In order to improve the surface forming quality and machining efficiency of composite materials and reduce tool wear, a two-dimensional rotary ultrasonic combined electro-machining (2DRUEM) technology with low electrical conductivity and low current density was proposed in this study. Additionally, a gap detection unit of the machining system was designed with the integration of grinding force and gap current, and the average errors and maximum errors of the model were 5.61% and 12.08%, respectively, which were better than single detection. Furthermore, the machining parameters were optimally selected via NSGA-II, and the maximum machining surface roughness error was 5.9%, the maximum material removal rate error was 5.5%, and the maximum edge accuracy error was 8.9%, as established through experiments.

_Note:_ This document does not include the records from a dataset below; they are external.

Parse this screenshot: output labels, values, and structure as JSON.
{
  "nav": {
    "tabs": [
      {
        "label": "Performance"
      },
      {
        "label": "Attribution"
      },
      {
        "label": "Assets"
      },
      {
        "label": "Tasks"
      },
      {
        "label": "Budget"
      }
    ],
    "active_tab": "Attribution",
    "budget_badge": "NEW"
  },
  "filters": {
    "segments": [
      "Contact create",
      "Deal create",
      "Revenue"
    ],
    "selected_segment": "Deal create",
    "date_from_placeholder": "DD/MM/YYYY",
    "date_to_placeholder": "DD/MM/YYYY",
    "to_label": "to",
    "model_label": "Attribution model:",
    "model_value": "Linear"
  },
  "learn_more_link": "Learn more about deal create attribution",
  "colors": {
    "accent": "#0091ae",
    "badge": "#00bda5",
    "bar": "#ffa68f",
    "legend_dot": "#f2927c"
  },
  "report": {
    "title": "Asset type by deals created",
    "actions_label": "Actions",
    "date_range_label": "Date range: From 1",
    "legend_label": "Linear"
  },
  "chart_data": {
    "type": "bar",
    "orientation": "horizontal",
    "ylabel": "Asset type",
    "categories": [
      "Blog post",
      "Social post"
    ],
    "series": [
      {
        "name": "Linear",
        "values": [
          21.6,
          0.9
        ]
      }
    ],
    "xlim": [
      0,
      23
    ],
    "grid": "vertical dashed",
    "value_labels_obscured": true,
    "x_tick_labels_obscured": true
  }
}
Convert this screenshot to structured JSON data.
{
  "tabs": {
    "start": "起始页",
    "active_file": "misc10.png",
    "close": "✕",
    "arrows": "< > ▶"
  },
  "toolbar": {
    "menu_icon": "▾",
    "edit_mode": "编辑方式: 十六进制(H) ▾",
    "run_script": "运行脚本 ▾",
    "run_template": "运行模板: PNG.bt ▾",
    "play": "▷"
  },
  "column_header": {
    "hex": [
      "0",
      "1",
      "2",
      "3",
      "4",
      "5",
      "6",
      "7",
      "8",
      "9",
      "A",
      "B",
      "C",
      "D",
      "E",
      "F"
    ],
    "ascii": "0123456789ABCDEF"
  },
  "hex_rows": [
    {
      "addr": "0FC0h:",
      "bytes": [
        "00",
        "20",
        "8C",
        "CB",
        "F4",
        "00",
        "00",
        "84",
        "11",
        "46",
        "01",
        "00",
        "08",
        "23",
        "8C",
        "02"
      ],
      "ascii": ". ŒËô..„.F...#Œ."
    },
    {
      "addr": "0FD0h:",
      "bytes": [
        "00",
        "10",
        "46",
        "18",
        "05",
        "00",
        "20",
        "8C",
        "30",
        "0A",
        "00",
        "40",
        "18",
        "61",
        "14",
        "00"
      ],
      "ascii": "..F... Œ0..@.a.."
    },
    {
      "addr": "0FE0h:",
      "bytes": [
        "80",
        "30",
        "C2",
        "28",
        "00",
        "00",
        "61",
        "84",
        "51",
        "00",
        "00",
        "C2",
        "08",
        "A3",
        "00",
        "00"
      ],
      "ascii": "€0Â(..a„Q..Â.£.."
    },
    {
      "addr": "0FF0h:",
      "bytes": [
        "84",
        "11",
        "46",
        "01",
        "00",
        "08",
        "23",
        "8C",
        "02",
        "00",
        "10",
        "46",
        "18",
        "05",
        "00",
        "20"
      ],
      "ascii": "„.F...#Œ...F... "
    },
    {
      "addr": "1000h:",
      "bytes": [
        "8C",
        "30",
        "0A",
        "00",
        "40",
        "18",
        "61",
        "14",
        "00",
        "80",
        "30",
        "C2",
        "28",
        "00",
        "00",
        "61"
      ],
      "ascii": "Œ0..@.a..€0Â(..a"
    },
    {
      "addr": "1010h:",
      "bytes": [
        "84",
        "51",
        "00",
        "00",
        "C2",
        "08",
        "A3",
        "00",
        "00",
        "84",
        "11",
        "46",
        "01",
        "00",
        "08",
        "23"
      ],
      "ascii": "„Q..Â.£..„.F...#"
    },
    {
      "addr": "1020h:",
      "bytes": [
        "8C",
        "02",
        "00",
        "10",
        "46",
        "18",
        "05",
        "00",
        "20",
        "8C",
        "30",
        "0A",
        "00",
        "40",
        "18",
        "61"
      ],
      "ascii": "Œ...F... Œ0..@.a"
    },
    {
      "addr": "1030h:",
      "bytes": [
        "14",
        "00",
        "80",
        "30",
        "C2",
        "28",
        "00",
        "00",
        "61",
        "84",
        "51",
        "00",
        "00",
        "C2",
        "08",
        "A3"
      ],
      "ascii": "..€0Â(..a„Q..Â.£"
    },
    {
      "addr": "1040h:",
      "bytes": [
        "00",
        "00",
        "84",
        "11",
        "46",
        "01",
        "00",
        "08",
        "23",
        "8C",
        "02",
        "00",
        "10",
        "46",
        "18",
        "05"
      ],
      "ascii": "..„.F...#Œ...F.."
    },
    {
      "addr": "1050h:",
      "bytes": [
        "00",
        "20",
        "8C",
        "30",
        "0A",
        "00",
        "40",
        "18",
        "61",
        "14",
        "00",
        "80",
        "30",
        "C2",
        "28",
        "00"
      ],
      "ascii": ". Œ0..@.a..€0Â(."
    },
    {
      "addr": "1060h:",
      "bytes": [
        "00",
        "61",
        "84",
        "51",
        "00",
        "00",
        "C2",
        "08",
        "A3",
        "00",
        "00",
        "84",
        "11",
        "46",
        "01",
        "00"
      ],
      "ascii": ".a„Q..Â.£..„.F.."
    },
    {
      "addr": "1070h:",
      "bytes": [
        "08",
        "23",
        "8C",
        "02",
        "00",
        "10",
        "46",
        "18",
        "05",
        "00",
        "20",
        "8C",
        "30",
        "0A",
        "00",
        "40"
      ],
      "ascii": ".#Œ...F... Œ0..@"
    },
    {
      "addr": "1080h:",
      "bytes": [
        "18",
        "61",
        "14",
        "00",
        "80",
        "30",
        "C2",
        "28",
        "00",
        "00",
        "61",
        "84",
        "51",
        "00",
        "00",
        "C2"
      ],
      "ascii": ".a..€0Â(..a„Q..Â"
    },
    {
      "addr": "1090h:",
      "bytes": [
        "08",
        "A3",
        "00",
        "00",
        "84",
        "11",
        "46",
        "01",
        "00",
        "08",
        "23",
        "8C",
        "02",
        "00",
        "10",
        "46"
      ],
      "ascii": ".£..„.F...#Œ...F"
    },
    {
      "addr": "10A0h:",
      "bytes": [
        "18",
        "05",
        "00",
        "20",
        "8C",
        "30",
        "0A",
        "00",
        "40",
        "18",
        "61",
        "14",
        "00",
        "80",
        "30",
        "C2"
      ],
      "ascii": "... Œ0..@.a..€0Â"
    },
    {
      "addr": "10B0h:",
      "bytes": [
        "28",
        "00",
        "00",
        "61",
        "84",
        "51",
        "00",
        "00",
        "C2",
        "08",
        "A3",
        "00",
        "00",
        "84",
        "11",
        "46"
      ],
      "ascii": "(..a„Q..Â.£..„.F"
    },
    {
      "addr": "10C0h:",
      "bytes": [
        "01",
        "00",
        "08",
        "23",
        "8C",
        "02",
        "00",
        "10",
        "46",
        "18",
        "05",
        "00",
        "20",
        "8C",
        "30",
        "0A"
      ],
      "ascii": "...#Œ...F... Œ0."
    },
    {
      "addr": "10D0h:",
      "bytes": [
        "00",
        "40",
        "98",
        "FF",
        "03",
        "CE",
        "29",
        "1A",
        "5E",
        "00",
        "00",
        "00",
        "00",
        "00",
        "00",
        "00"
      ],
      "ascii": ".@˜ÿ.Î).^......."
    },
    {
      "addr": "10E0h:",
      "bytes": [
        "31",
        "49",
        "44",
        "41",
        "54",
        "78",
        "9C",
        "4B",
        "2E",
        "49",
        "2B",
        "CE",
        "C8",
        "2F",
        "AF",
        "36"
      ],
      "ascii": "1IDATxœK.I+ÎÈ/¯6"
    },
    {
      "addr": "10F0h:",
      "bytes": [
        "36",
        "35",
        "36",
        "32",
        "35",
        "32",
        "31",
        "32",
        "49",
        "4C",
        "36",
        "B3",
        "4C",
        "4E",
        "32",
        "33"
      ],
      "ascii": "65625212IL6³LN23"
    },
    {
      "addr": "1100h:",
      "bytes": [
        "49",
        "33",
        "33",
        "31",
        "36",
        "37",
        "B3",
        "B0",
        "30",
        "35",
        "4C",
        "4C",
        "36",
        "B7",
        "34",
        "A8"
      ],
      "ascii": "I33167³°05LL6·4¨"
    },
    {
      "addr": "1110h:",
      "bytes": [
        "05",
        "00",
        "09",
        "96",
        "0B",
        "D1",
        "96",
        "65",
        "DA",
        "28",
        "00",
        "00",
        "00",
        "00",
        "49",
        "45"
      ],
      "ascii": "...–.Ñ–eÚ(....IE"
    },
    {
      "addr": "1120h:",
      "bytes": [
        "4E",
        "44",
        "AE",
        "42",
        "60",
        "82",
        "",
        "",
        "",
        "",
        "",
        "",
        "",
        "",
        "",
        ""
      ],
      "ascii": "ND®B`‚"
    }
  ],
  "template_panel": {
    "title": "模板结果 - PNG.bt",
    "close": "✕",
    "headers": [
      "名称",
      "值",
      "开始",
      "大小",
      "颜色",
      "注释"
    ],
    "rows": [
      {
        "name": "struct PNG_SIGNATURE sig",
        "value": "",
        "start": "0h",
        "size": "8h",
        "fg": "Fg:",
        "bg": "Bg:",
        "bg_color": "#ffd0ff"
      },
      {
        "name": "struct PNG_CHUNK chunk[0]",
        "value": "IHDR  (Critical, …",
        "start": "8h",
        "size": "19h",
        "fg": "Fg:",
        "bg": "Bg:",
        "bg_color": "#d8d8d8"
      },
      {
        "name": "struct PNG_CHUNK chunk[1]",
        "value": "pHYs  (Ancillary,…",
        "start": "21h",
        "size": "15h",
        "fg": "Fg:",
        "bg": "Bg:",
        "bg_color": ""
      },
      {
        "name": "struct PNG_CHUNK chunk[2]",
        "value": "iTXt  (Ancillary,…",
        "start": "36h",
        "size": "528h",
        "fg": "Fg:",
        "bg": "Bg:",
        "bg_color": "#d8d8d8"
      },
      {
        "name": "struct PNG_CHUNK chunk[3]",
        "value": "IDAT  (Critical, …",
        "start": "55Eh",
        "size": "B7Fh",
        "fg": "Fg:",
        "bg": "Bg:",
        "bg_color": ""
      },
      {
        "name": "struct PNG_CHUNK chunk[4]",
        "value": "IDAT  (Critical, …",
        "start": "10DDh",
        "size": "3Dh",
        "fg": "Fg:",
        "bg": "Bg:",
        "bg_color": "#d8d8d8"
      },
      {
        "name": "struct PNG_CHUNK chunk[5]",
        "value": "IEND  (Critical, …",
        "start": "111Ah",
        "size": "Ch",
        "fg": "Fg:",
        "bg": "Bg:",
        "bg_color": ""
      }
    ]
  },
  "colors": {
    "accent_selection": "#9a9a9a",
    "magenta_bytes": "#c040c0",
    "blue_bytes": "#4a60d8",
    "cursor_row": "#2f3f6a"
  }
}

According to the machining characteristics of ceramic-particle-reinforced metal matrix composites, an experimental study on difficult-to-machine materials was carried out by two-dimensional (2D) rotatory ultrasonic combined electrolytic generating machining (RUCEGM), which organically combined an ultrasonic effect with a high-speed rotating tool electrode and electrolysis. After building the one-dimensional (1D) and 2D-RUCEGM systems, the factors influencing the combined machining process were analyzed and the experiments on RUCEGM were conducted to explore the feasibility and advantages of 2D-RUCEGM. The experimental results showed that, compared with 1D-RUCEGM, 2D-RUCEGM had higher accuracy, which increased about 21% and also reduced the machining time. Under certain conditions, the efficiency of 2D-RUCEGM was proportional to the voltage, and the machining efficiency could be enhanced by increasing the feed rate. The inter-electrode voltage detection module used in the experiment could improve the machining stability of the system.